D.A. Won't Alienate Man Over Close Encounters
Witness who reports visits by otherworldly creatures will testify in environmental lawsuit.
October 19, 2006
Some attorneys might shy away from using a witness who says he has been abducted by bizarre creatures that repeatedly return at night to poke tiny holes in his chest.
But a Santa Barbara County prosecutor said Wednesday that he intends to present testimony from just such a witness next week in a civil case against the owner of the county's largest land-based oil and gas producer.
The purported needle-wielding beings have nothing to do with the long-running case against Greka, which has been accused by county officials of numerous environmental violations.
Still, the company's attorneys seemed to welcome accounts by prosecution witness Gary Lowrey of nocturnal drop-ins by weird — possibly alien — creatures and hemisphere-shaped machines.
In court documents, Lowrey, the company's former safety manager, also told of finding a mysterious "claw" hooked into a green towel in his closet, along with footprints on a sheet of aluminum foil that he had laid out in hopes of securing clues about his visitors.
In interviews, attorneys for Greka tried to make all that — plus prosecutor Lulejian's unwillingness to boot Lowrey from his witness list — seem a little strange.
"Here's their most important witness, and the D.A. is buying into it, saying that none of this affects his credibility," said Bela G. Lugosi, an attorney for Greka and son of the actor best known for playing Count Dracula. "We're very surprised."
His co-counsel, Santa Monica attorney Jeffrey Valle, agreed.
"Yes, there are people who believe in aliens," Valle said, "but we're talking about the Santa Barbara district attorney's office here!"
The county's 2004 suit against Greka leveled more than 100 accusations against the company, which operates mostly in the Santa Maria area. All but six of them have been settled, with Greka paying $600,000 in penalties.
At issue before Santa Barbara County Superior Court Judge Rodney S. Melville will be whether the company had permits to load a petroleum byproduct on railcars at its refinery, Lulejian said.

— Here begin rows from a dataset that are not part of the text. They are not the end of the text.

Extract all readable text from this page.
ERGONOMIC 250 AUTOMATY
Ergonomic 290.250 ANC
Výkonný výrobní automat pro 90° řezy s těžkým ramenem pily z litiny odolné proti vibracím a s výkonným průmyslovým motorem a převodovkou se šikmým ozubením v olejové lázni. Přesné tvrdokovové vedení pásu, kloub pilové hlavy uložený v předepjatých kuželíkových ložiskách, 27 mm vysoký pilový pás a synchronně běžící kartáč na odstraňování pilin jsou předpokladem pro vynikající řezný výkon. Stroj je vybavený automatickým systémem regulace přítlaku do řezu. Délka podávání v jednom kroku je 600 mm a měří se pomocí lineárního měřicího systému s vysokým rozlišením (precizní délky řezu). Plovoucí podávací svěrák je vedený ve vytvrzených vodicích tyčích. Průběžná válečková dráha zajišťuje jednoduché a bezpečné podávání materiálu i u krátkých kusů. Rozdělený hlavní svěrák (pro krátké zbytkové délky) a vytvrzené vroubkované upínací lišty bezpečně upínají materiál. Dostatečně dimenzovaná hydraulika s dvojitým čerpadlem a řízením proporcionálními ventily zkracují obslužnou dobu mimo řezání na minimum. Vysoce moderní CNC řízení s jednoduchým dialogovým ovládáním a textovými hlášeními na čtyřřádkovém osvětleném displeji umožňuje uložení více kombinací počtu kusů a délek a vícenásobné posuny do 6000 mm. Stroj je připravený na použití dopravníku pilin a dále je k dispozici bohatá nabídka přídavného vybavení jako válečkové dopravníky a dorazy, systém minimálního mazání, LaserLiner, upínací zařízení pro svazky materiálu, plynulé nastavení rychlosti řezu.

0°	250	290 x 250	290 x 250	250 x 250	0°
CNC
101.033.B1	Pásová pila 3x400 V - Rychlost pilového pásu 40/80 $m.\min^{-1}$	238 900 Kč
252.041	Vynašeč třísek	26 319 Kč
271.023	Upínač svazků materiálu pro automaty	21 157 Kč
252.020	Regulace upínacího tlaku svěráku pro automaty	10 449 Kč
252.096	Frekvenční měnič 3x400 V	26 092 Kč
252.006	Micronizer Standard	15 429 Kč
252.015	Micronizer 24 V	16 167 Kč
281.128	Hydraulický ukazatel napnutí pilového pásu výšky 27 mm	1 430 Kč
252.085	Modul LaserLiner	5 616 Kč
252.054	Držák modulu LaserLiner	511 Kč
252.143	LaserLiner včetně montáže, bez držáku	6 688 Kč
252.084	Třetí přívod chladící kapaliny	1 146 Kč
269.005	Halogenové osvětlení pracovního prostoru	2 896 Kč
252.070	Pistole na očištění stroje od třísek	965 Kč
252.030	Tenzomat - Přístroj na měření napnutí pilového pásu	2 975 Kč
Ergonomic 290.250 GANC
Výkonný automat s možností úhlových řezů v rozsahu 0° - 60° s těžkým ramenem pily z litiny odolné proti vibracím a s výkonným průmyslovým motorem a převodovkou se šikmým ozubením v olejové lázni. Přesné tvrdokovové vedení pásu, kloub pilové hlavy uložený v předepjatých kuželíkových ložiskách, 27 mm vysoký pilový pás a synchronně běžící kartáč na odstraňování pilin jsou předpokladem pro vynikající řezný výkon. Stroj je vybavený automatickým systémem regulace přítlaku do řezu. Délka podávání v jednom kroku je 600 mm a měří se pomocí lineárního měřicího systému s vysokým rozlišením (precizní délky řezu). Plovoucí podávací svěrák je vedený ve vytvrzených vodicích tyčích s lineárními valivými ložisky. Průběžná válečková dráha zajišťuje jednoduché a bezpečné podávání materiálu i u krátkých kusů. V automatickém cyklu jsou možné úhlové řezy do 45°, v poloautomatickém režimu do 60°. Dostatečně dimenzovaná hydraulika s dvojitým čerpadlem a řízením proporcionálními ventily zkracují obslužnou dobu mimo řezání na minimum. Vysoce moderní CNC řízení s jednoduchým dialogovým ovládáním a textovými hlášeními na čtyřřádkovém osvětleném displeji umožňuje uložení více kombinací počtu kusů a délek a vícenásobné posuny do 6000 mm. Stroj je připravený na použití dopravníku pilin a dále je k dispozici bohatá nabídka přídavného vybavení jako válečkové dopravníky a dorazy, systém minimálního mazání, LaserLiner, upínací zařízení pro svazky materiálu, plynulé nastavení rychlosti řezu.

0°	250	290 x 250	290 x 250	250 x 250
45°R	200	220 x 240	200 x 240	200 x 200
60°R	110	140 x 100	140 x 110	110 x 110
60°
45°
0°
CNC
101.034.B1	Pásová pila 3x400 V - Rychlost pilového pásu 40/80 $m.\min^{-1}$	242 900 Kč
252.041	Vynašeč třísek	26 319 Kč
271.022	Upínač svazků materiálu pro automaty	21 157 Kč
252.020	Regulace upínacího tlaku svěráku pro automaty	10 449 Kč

Lowrey, who took a medical leave from the company in 2002, "has nothing to do with proving anything specific that was going on" in that regard, the prosecutor said. However, he had warned company officials about unsafe conditions even before a gas explosion in which a worker was severely injured, Lulejian said, adding, "I want the court to know that."
Even if Lowrey's credibility dissolves like a shrieking teenager in a vat of horror-flick acid, the prosecutor said he has corroborating evidence about Lowrey's warning to the company.
The company has described Lowrey as a disgruntled former employee with an ax to grind. Greka filed suit against him, but a state law protecting whistle-blowers derailed it.
Lowrey's otherworldly experiences came to light in depositions this summer.
In one exchange, Lugosi pressed him about his conversations with a UFO researcher.
"Did you in fact tell him that you were being terrorized by creatures that you considered to be alien in nature?" Lugosi asked.
Lowrey's response was measured.
"They were bothering me," he said. "I don't think I said they terrorized me. But I said they were bothering me."
A former Bakersfield fire inspector, Lowrey could not be reached for comment Wednesday.
In his deposition, he said that he, his wife, and his children all suffered mysterious needle pricks at night, sometimes in distinctive patterns. With a hidden video camera in his bedroom, he secured footage of the creatures, including one frame where, he said, "you can see his little eyes looking at you, and the horns and the eyebrow.'"
The video, Lulejian said, will be made available behind closed doors to Melville, who is best known as the judge in the Michael Jackson child-molestation trial.
In a separate deposition, the prosecutor took care not to say whether he believed Lowrey's account. However, he praised Lowrey for investigating the strange phenomena in a "rational" way.
For example, the prosecutor pointed out, Lowrey consulted with Roger Leir, a Thousand Oaks podiatrist who says he has surgically extracted materials implanted in humans by extraterrestrials.
With Leir's help, DNA tests on the "claw" revealed it to be either "a snail or a primitive ancestor of the human race," Lulejian testified.
In the deposition, he was asked: "Don't you find a witness who claims that he's being visited by aliens and getting punctured at night rather a wacky thing to be claiming?"
The prosecutor disagreed, saying he knew of many instances where "people of very good believability have had experiences that they cannot identify."
Lowrey sounded an even loftier note during his deposition.
"There are hundreds of scientists, credible scientists, looking for life outside the Earth in the universe," he said. " … I'm not alone."